Leo looks past them, as if they're invisible, and says to me, "Hey, Ellen."

"Hi, Leo," I say.

"Have a seat," he says, as I think deja vu. Although upon further thought, the exchange actually is the same as yesterday's-which means it's not deja vu. Enough mental rambling, I think as I take Leo's side of the booth. He moves over, but only barely, so that we are close enough to hold hands if we were so inclined.

"Ellen, this is Drake Watters. Drake, meet my good friend Ellen," Leo says in what is another surreal moment. I simply can't believe that I'm being introduced to Drake-and that Leo is making the introduction.

I instinctively start to extend my hand, but then remember what Frank once told me about how germ phobic many A-listers are, so I give Drake a respectful nod instead.

"Hello, Drake," I say, my heart racing.

"Very nice to meet you, Ellen," he says in his lyrical South African accent. He looks every bit as cool as I thought he would, yet at the same time, there is something surprisingly unflashy, even understated, about him.

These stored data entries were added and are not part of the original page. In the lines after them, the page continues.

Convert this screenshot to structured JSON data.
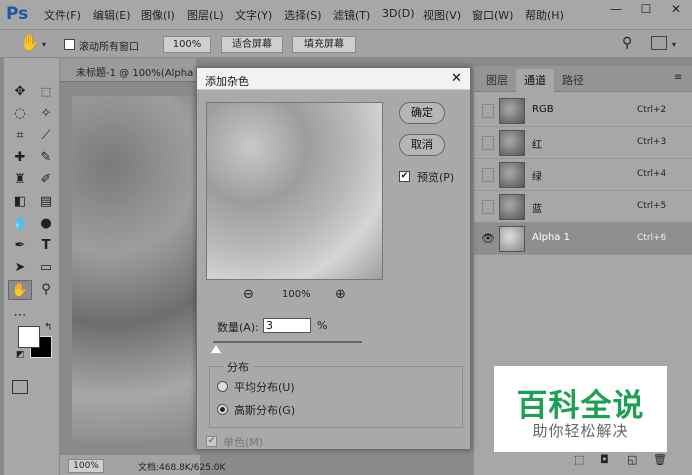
{
  "app": {
    "logo": "Ps"
  },
  "menu": [
    "文件(F)",
    "编辑(E)",
    "图像(I)",
    "图层(L)",
    "文字(Y)",
    "选择(S)",
    "滤镜(T)",
    "3D(D)",
    "视图(V)",
    "窗口(W)",
    "帮助(H)"
  ],
  "window_controls": {
    "minimize": "—",
    "maximize": "☐",
    "close": "✕"
  },
  "options_bar": {
    "scroll_all_label": "滚动所有窗口",
    "zoom_value": "100%",
    "fit_screen": "适合屏幕",
    "fill_screen": "填充屏幕"
  },
  "document": {
    "tab_title": "未标题-1 @ 100%(Alpha",
    "zoom": "100%",
    "doc_info": "文档:468.8K/625.0K"
  },
  "panel": {
    "tabs": [
      "图层",
      "通道",
      "路径"
    ],
    "active_tab": "通道",
    "channels": [
      {
        "name": "RGB",
        "shortcut": "Ctrl+2",
        "visible": false
      },
      {
        "name": "红",
        "shortcut": "Ctrl+3",
        "visible": false
      },
      {
        "name": "绿",
        "shortcut": "Ctrl+4",
        "visible": false
      },
      {
        "name": "蓝",
        "shortcut": "Ctrl+5",
        "visible": false
      },
      {
        "name": "Alpha 1",
        "shortcut": "Ctrl+6",
        "visible": true
      }
    ]
  },
  "dialog": {
    "title": "添加杂色",
    "ok": "确定",
    "cancel": "取消",
    "preview_label": "预览(P)",
    "preview_checked": true,
    "zoom_level": "100%",
    "amount_label": "数量(A):",
    "amount_value": "3",
    "amount_unit": "%",
    "distribution_label": "分布",
    "uniform": "平均分布(U)",
    "gaussian": "高斯分布(G)",
    "selected_distribution": "gaussian",
    "mono_label": "单色(M)",
    "mono_checked": true
  },
  "watermark": {
    "title": "百科全说",
    "subtitle": "助你轻松解决"
  },
  "colors": {
    "ui_gray": "#a7a7a7",
    "watermark_green": "#1ba053",
    "logo_blue": "#1b5aa8"
  }
}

"Nice to meet you, too," I say, stopping with that, as I recall another bit of advice from Frank: that a death knell for a photographer is to bore a celebrity subject with obsequious chatter. Not that anything springs to mind anyway, except for: I was, like, totally deflowered to that one song of yours. Although true, I know I would never in a million years utter such a ridiculous thing, yet I still feel mildly concerned that I might-the verbal equivalent of fearing that you will, for no reason at all, hurl yourself off a balcony at the mall.

At this point, one handler type rubs his palms together indicating that there will be no further small talk. "You're Ellen Dempsey?" he says, also in a South African accent, but a clunkier one than Drake's.

"Yes," I say, fleetingly wishing that I changed my professional name when Andy and I married.

"You have fifteen minutes to shoot," another handler instructs me, somewhat condescendingly.

"No problem," I say, then turn my gaze back to Drake. "Shall we get started?"

"Sure," he says, nodding just as a rock star should-all loosey-goosey, cool. "Where do you want me?"

I point to a booth behind ours, switching into auto-pilot. There is no time left for jitters. "Right over there," I instruct him. "Just slide in toward the window, please. And could you take your cup of tea with you? I'd like it in the foreground."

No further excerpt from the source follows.